Sometimes, based on the “ease” we can now make images, we are fooled into thinking that just because an image is made with the latest, greatest camera, and processed with the latest, greatest software, that our images are all the latest and the greatest.
Great images, for the most part, do not happen by accident, and have little to nothing to do with camera or software. Great images come from the right light, timing and composition, and from putting yourself in the position to make them. Doing this requires, thought, planning, vision and the ability to lose yourself in your work.
THIS is what “Beyond the Snapshot” is all about.
Like I said, I taught this class last year, so I have a track record with what I think we can accomplish, but also what I want to do differently. This year, my plan is to have the students dive into ONE project for the entire week. Last year, as many workshops do, we bounced from place to place, topic to topic, in a more random pattern. Doing this provides a certain type of image, and is a great learning experience because as a photographer you are thrown into new situations on a daily basis and forced to make images. This experience was similar to my first getting a job at a newspaper and being given a range of assignments on a daily basis, all different. I learned a TON in a short time. Trial by fire if you will.
But, much of the work that was lasting in my life came from returning to the same people, place or story, again and again, and building a more in-depth body of work.
Often times, when I’m showing work, I get questions about making certain images. How I got into a certain place, or how I got someone to let me into their life at a very personal level. Well, it comes from trust and from spending the time. There is no substitute for time and access.
So this year, in Santa Fe, students will be given the chance to find something they relate to and spend the entire week getting to know the story. Personally, I can’t wait.
So as an example of what you can expect, I thought I would include a few images I made during last year’s take on “Beyond the Snapshot.” We stumbled upon this man, James, and he was kind enough to allow myself, and several workshop students, to photograph him.

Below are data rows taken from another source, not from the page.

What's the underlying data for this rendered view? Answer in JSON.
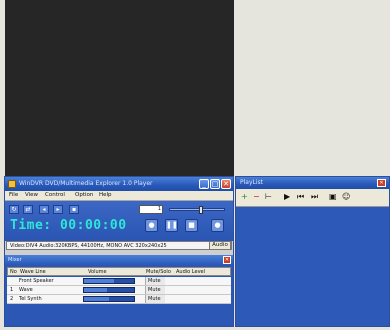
{
  "player": {
    "title": "WinDVR DVD/Multimedia Explorer 1.0 Player",
    "menu": [
      "File",
      "View",
      "Control",
      "Option",
      "Help"
    ],
    "track_value": "1",
    "volume_level": 0.55,
    "time": "Time: 00:00:00",
    "transport_icons": [
      "record-icon",
      "pause-icon",
      "stop-icon",
      "eject-icon"
    ],
    "info": "Video:DIV4  Audio:320KBPS, 44100Hz, MONO  AVC  320x240x25",
    "info_button": "Audio"
  },
  "mixer": {
    "title": "Mixer",
    "columns": [
      "No",
      "Wave Line",
      "Volume",
      "Mute/Solo",
      "Audio Level"
    ],
    "rows": [
      {
        "no": "",
        "name": "Front Speaker",
        "level": 0.6,
        "mute": "Mute"
      },
      {
        "no": "1",
        "name": "Wave",
        "level": 0.45,
        "mute": "Mute"
      },
      {
        "no": "2",
        "name": "Tel Synth",
        "level": 0.5,
        "mute": "Mute"
      }
    ]
  },
  "playlist": {
    "title": "PlayList",
    "toolbar_icons": [
      "add-icon",
      "remove-icon",
      "move-icon",
      "play-icon",
      "prev-icon",
      "next-icon",
      "save-icon",
      "users-icon"
    ]
  },
  "colors": {
    "accent": "#2a55b3",
    "titlebar": "#2858b8",
    "time_text": "#2ee6d8"
  }
}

James is a well driller and sometimes uses equipment from the 1950’s. Mud, water, noise, drill bits, a little dog and a daring guy makes for great images.
All of these images were made within about a thirty minute shoot, perhaps less. So imagine what you can do, as a student, with an entire week to dive into a project.
But Dan, what am I going to shoot? Well, funny you should ask. Both times I took workshops in Santa Fe I had researched the area prior to coming, and had a story ready to go once I hit town. This was a HUGE advantage when it came to producing work. The way I viewed it was that I had near private access to a major photographer for an entire week, so the more work I could produce, the more work I could show this photographer, and the class, and get as much feedback as possible.
So I have a list of ideas for this area, but I highly encourage students to do their own research. One bit of advice I got early on in my career was, “Focus on stories you are interested in.” Sounds simple, makes a huge difference.
So, you know more about you than I do, so if you can make some inquires, study the area and find a few possible stories, I think you will be ahead of the game. And remember, a story does not have to be as specific as one person. A story can be broad, such as color as mood, or as narrow as you want to be, such as the intersection of two country roads, or a local painter.
This workshop is designed to challenge you, and to help you find your voice, your vision and your style. The idea is to explore and expand your mind and your photography skill, all the while having fun, eating chili and looking down the dirt roads of the unknown.